Solely to the extent applicable to us, if you are subject to General Data Protection Regulation (Regulation (EU) 2016/679 of the European Parliament and of the Council of 27 April 2016, or “GDPR”) the GDPR, you may have certain rights and protections about the collection, sharing, and use of your Personal Information (or “Personal Data” as defined under the GDPR) including as follows:

  1. Right to Access Your Personal Data: You can ask us for a copy of the Personal Data we have about you.

  2. Right to Rectification/Correction: You can also ask us to change, correct, or update your Personal Data in certain cases, especially if it is inaccurate.

  3. Right to Erasure/Right to be Forgotten: You can ask us to stop using or erase all or some of your Personal Data (if we have no legal right to keep using it).
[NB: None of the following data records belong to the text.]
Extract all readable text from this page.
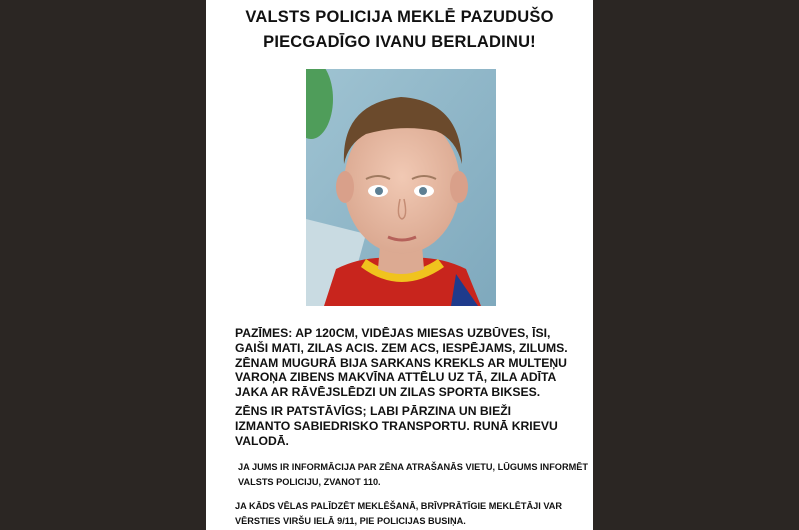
VALSTS POLICIJA MEKLĒ PAZUDUŠO
PIECGADĪGO IVANU BERLADINU!
PAZĪMES: AP 120CM, VIDĒJAS MIESAS UZBŪVES, ĪSI,
GAIŠI MATI, ZILAS ACIS. ZEM ACS, IESPĒJAMS, ZILUMS.
ZĒNAM MUGURĀ BIJA SARKANS KREKLS AR MULTEŅU
VAROŅA ZIBENS MAKVĪNA ATTĒLU UZ TĀ, ZILA ADĪTA
JAKA AR RĀVĒJSLĒDZI UN ZILAS SPORTA BIKSES.
ZĒNS IR PATSTĀVĪGS; LABI PĀRZINA UN BIEŽI
IZMANTO SABIEDRISKO TRANSPORTU. RUNĀ KRIEVU
VALODĀ.
JA JUMS IR INFORMĀCIJA PAR ZĒNA ATRAŠANĀS VIETU, LŪGUMS INFORMĒT
VALSTS POLICIJU, ZVANOT 110.
JA KĀDS VĒLAS PALĪDZĒT MEKLĒŠANĀ, BRĪVPRĀTĪGIE MEKLĒTĀJI VAR
VĒRSTIES VIRŠU IELĀ 9/11, PIE POLICIJAS BUSIŅA.
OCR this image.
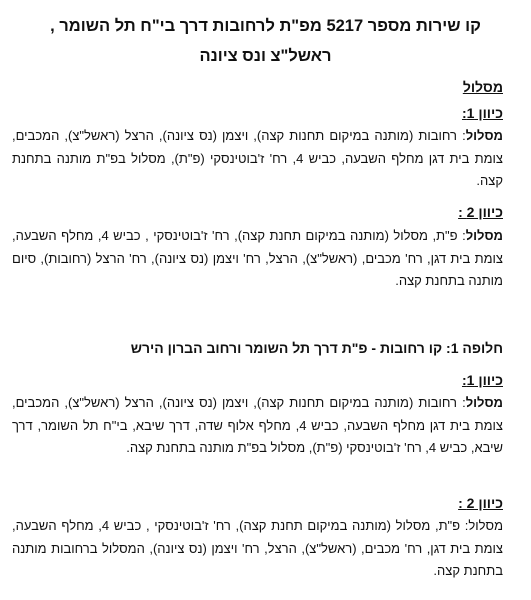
קו שירות מספר 5217 מפ"ת לרחובות דרך בי"ח תל השומר ,
ראשל"צ ונס ציונה
מסלול
כיוון 1:
מסלול: רחובות (מותנה במיקום תחנות קצה), ויצמן (נס ציונה), הרצל (ראשל"צ), המכבים, צומת בית דגן מחלף השבעה, כביש 4, רח' ז'בוטינסקי (פ"ת), מסלול בפ"ת מותנה בתחנת קצה.
כיוון 2 :
מסלול: פ"ת, מסלול (מותנה במיקום תחנת קצה), רח' ז'בוטינסקי , כביש 4, מחלף השבעה, צומת בית דגן, רח' מכבים, (ראשל"צ), הרצל, רח' ויצמן (נס ציונה), רח' הרצל (רחובות), סיום מותנה בתחנת קצה.
חלופה 1: קו רחובות - פ"ת דרך תל השומר ורחוב הברון הירש
כיוון 1:
מסלול: רחובות (מותנה במיקום תחנות קצה), ויצמן (נס ציונה), הרצל (ראשל"צ), המכבים, צומת בית דגן מחלף השבעה, כביש 4, מחלף אלוף שדה, דרך שיבא, בי"ח תל השומר, דרך שיבא, כביש 4, רח' ז'בוטינסקי (פ"ת), מסלול בפ"ת מותנה בתחנת קצה.
כיוון 2 :
מסלול: פ"ת, מסלול (מותנה במיקום תחנת קצה), רח' ז'בוטינסקי , כביש 4, מחלף השבעה, צומת בית דגן, רח' מכבים, (ראשל"צ), הרצל, רח' ויצמן (נס ציונה), המסלול ברחובות מותנה בתחנת קצה.
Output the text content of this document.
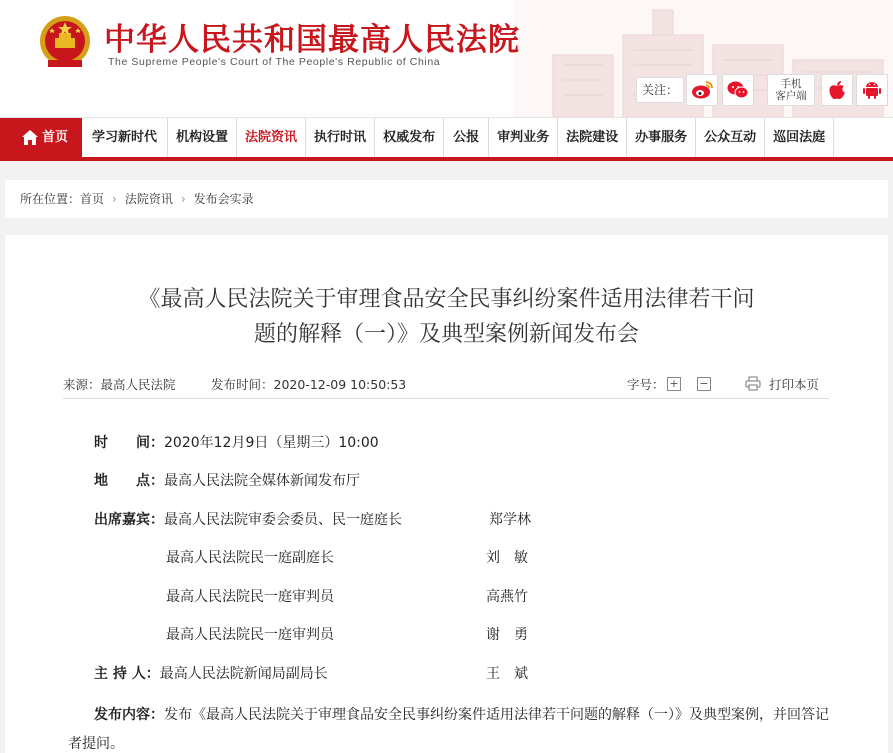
中华人民共和国最高人民法院
The Supreme People's Court of The People's Republic of China
关注：	手机
客户端
首页	学习新时代	机构设置	法院资讯	执行时讯	权威发布	公报	审判业务	法院建设	办事服务	公众互动	巡回法庭
所在位置：首页 › 法院资讯 › 发布会实录
《最高人民法院关于审理食品安全民事纠纷案件适用法律若干问
题的解释（一）》及典型案例新闻发布会
来源：最高人民法院	发布时间：2020-12-09 10:50:53	字号： + −	打印本页
时　　间：2020年12月9日（星期三）10:00
地　　点：最高人民法院全媒体新闻发布厅
出席嘉宾：最高人民法院审委会委员、民一庭庭长	郑学林
最高人民法院民一庭副庭长	刘　敏
最高人民法院民一庭审判员	高燕竹
最高人民法院民一庭审判员	谢　勇
主 持 人：最高人民法院新闻局副局长	王　斌
发布内容：发布《最高人民法院关于审理食品安全民事纠纷案件适用法律若干问题的解释（一）》及典型案例，并回答记者提问。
  4. Right to Data Portability: You can ask us for a copy of the Personal Data you provided to us in a commonly used and machine-readable format.

  5. Right to Object or Restrict Processing: You can object to or ask us to restrict processing under certain circumstances.

For the purposes of this Acknowledgment, the Docus operates as a data processor

Updates and Changes to Privacy Policy

We reserve the right, at any time, to add to, change, update, or modify this Privacy Policy, so please review it frequently. The updated version will be posted on the Website with an indication of an updated “Revised date” and the updated version will be effective upon posting to the Website unless otherwise specified.

We will also notify you of any changes to this Privacy Policy by posting a respective notice on the Website and by e-mailing you, along with a link to the modified policy so that you can review it if we believe that the changes made to it are material. You acknowledge and agree that it is your responsibility to review this Privacy Policy periodically and become aware of modifications.

If you do not agree to this Privacy Policy partially or in full, your sole remedy is to discontinue your use of the Website and the Services and request deletion or delete your account on the Website (if any) immediately. Your continued use of the Website and/or the Services after the effective date of any such changes shall constitute your affirmative acknowledgment of the Privacy Policy, the modification, and agreement to abide and be bound by this Privacy Policy, as amended.

In all cases, use of the information we collect is subject to the Privacy Policy in effect at the time such information is collected.

Contact us

If you have any questions about this Privacy Policy, the practices of the Website, or your dealings with this Website and/or Services available through this Website, or if you wish to exercise any of the rights described above or to submit a complaint regarding this Privacy Policy, contact us at support@docus.ai.

You have the right to submit any complaints regarding this Privacy Policy to the Secretary of the U.S. Department of Health and Human Services. For information on how to submit such a complaint, please visit HIPAA What to Expect.